UM BICHINHO SEM RESPEITO!


Wagner Fontenelle Pessôa
Depois de dois anos de um casamento terminado iniciei novo relacionamento com uma colega de trabalho, também professora e na mesma instituição em que eu lecionava. Não foi, como se costuma dizer, uma coisa de "caso pensado". Simplesmente aconteceu, mas — tanto para ela, quanto para mim — o fato de trabalharmos na mesma escola trazia, de certo modo, um elemento complicador.
  Ambos estávamos começando a escrever um capítulo novo de nossas vidas e caminhando por um caminho que ainda não sabíamos aonde iria nos levar. Portanto, não nos agradava ficar alardeando aquilo e nem criar espaço para que os demais colegas ficassem especulando sobre algo que, afinal de contas, só dizia respeito aos envolvidos na questão. Embora sabendo que é o que geralmente acontece numa situação dessas, como bem explicado no “Tratado Geral Sobre a Fofoca”, que o José Ângelo Gaiarsa publicou em 1978.
  É claro, porém, que essas coisas não se escondem por muito tempo e que os demais colegas acabariam percebendo, como, de fato, perceberam esse clima de “recomeço” que se evidencia no astral dos protagonistas, em situações desse tipo. Mas nenhum de nós queria ser alvo de conjecturas sobre a nossa vida privada e, sendo assim, procurávamos agir com discrição no ambiente profissional. Até porque já havíamos passado, há bastante tempo, daquela fase do “eu só vou se você for”, que é típica dos amores adolescentes.
Procurávamos, por isto mesmo, agir com absoluta naturalidade quando estávamos em nosso local de trabalho, evitando manifestações de afetuosidade explícita, incompatíveis com as circunstâncias e o lugar. Mas, como havia, entre nós muita afinidade de interesses e  compatibilidade das coisas vividas, tínhamos assunto de sobra e gostávamos de aproveitar os intervalos ou a passagem entre as aulas para ficar conversando.
Conversávamos como quaisquer dois colegas de trabalho podem conversar, sem nenhum problema. Embora, com mais frequência e por mais tempo, como é evidente e compreensível, diante da situação. De tal sorte que, se procurávamos não chamar a atenção dos colegas sobre nós, era natural supor que, menos ainda, os alunos estivessem percebendo alguma coisa sobre aquele relacionamento. Inclusive, porque nossas turmas não eram as mesmas.
Foi por isto que, certo dia, eu me surpreendi quando nos encaminhávamos para as nossas respectivas salas, que ficavam em pavilhões separados.
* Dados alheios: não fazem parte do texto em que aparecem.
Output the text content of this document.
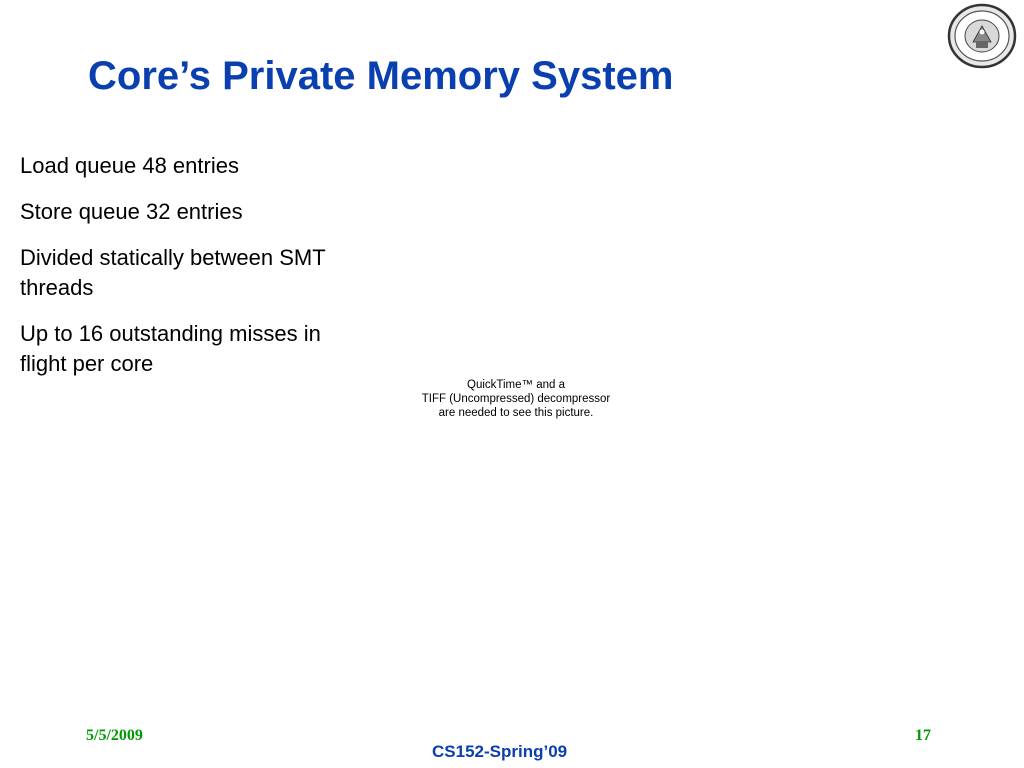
Core’s Private Memory System
Load queue 48 entries
Store queue 32 entries
Divided statically between SMT threads
Up to 16 outstanding misses in flight per core
QuickTime™ and a
TIFF (Uncompressed) decompressor
are needed to see this picture.
5/5/2009	17
CS152-Spring’09
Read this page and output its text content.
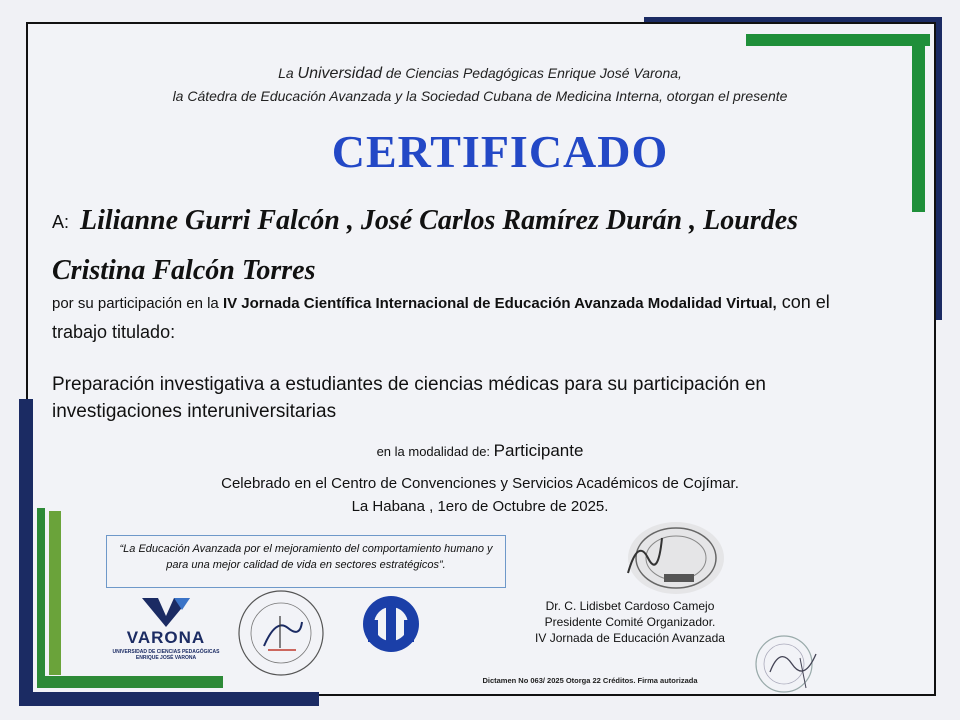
La Universidad de Ciencias Pedagógicas Enrique José Varona,
la Cátedra de Educación Avanzada y la Sociedad Cubana de Medicina Interna, otorgan el presente
CERTIFICADO
A: Lilianne Gurri Falcón , José Carlos Ramírez Durán , Lourdes Cristina Falcón Torres
por su participación en la IV Jornada Científica Internacional de Educación Avanzada Modalidad Virtual, con el trabajo titulado:
Preparación investigativa a estudiantes de ciencias médicas para su participación en investigaciones interuniversitarias
en la modalidad de: Participante
Celebrado en el Centro de Convenciones y Servicios Académicos de Cojímar.
La Habana , 1ero de Octubre de 2025.
“La Educación Avanzada por el mejoramiento del comportamiento humano y para una mejor calidad de vida en sectores estratégicos”.
VARONA
UNIVERSIDAD DE CIENCIAS PEDAGÓGICAS ENRIQUE JOSÉ VARONA
Dr. C. Lidisbet Cardoso Camejo
Presidente Comité Organizador.
IV Jornada de Educación Avanzada
Dictamen No 063/ 2025 Otorga 22 Créditos. Firma autorizada
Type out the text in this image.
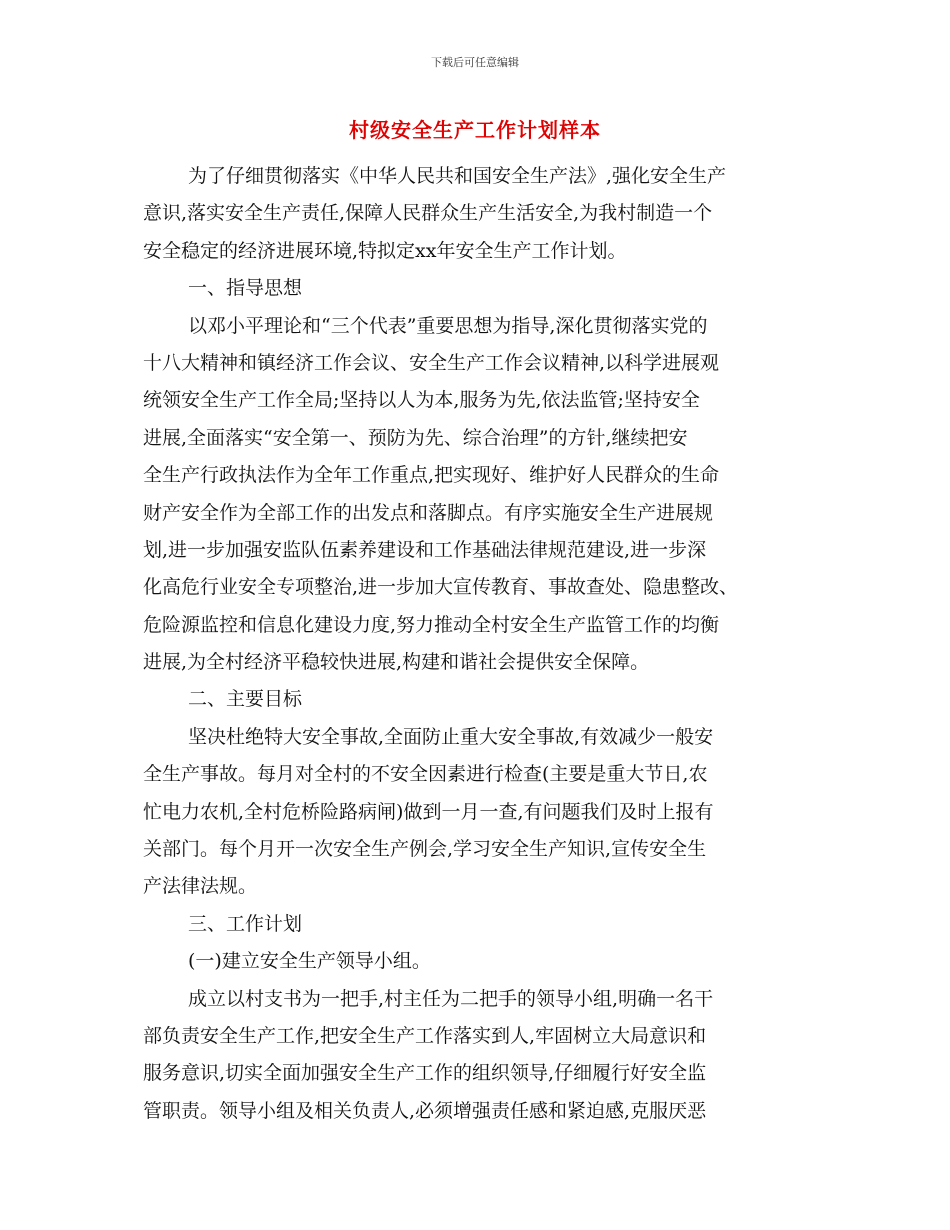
下载后可任意编辑
村级安全生产工作计划样本
为了仔细贯彻落实《中华人民共和国安全生产法》,强化安全生产
意识,落实安全生产责任,保障人民群众生产生活安全,为我村制造一个
安全稳定的经济进展环境,特拟定xx年安全生产工作计划。
一、指导思想
以邓小平理论和“三个代表”重要思想为指导,深化贯彻落实党的
十八大精神和镇经济工作会议、安全生产工作会议精神,以科学进展观
统领安全生产工作全局;坚持以人为本,服务为先,依法监管;坚持安全
进展,全面落实“安全第一、预防为先、综合治理”的方针,继续把安
全生产行政执法作为全年工作重点,把实现好、维护好人民群众的生命
财产安全作为全部工作的出发点和落脚点。有序实施安全生产进展规
划,进一步加强安监队伍素养建设和工作基础法律规范建设,进一步深
化高危行业安全专项整治,进一步加大宣传教育、事故查处、隐患整改、
危险源监控和信息化建设力度,努力推动全村安全生产监管工作的均衡
进展,为全村经济平稳较快进展,构建和谐社会提供安全保障。
二、主要目标
坚决杜绝特大安全事故,全面防止重大安全事故,有效减少一般安
全生产事故。每月对全村的不安全因素进行检查(主要是重大节日,农
忙电力农机,全村危桥险路病闸)做到一月一查,有问题我们及时上报有
关部门。每个月开一次安全生产例会,学习安全生产知识,宣传安全生
产法律法规。
三、工作计划
(一)建立安全生产领导小组。
成立以村支书为一把手,村主任为二把手的领导小组,明确一名干
部负责安全生产工作,把安全生产工作落实到人,牢固树立大局意识和
服务意识,切实全面加强安全生产工作的组织领导,仔细履行好安全监
管职责。领导小组及相关负责人,必须增强责任感和紧迫感,克服厌恶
E para terminar um assunto qualquer, estacionamos num ponto do corredor em que deveríamos tomar direções diferentes. Pois foi enquanto estávamos ali, finalizando a conversa, que passaram por nós uns alunos da minha próxima classe, que eu cumprimentei, dizendo algo como: "podem ir subindo, que eu já chego à sala".
A resposta foi um "tá certo" e seguiram adiante. Logo em seguida encerramos a nossa conversa e cada qual tomou o seu rumo. Caminhei para a sala onde a turma esperava por mim, mas, já quase chegando à porta, sem que os alunos houvessem percebido a minha aproximação, ouvi um deles perguntar:
— Cadê o professor? Será que ele não vem hoje?
E também ouvi a resposta, que deve ter sido dada por um daqueles cretinos a quem eu cumprimentara, na passagem:
— Vem sim! Mas ainda está lá embaixo, "dando ideia" para aquela coroa!
“Dando ideia” é uma forma bem eloquente e concisa de explicar as coisas, diante de uma situação como aquela... Por isso mesmo, tive que me controlar, para não entrar na sala de aula dando uma risada. É evidente, porém, que eu jamais contei essa história para aquela a quem, segundo o moleque, eu estaria “dando ideia”.
  Mas, neste dia, confirmei duas coisas, que, aliás, eu já entedera sobre a relação entre discentes e docentes. A primeira é que, embora muitos professores nem imaginem, os alunos os observam e sempre percebem muito mais do que se passa com eles, do que do que a maioria de nós consegue supor. A segunda, é que, se existe um bichinho totalmente sem respeito no mundo, é esse tal de aluno!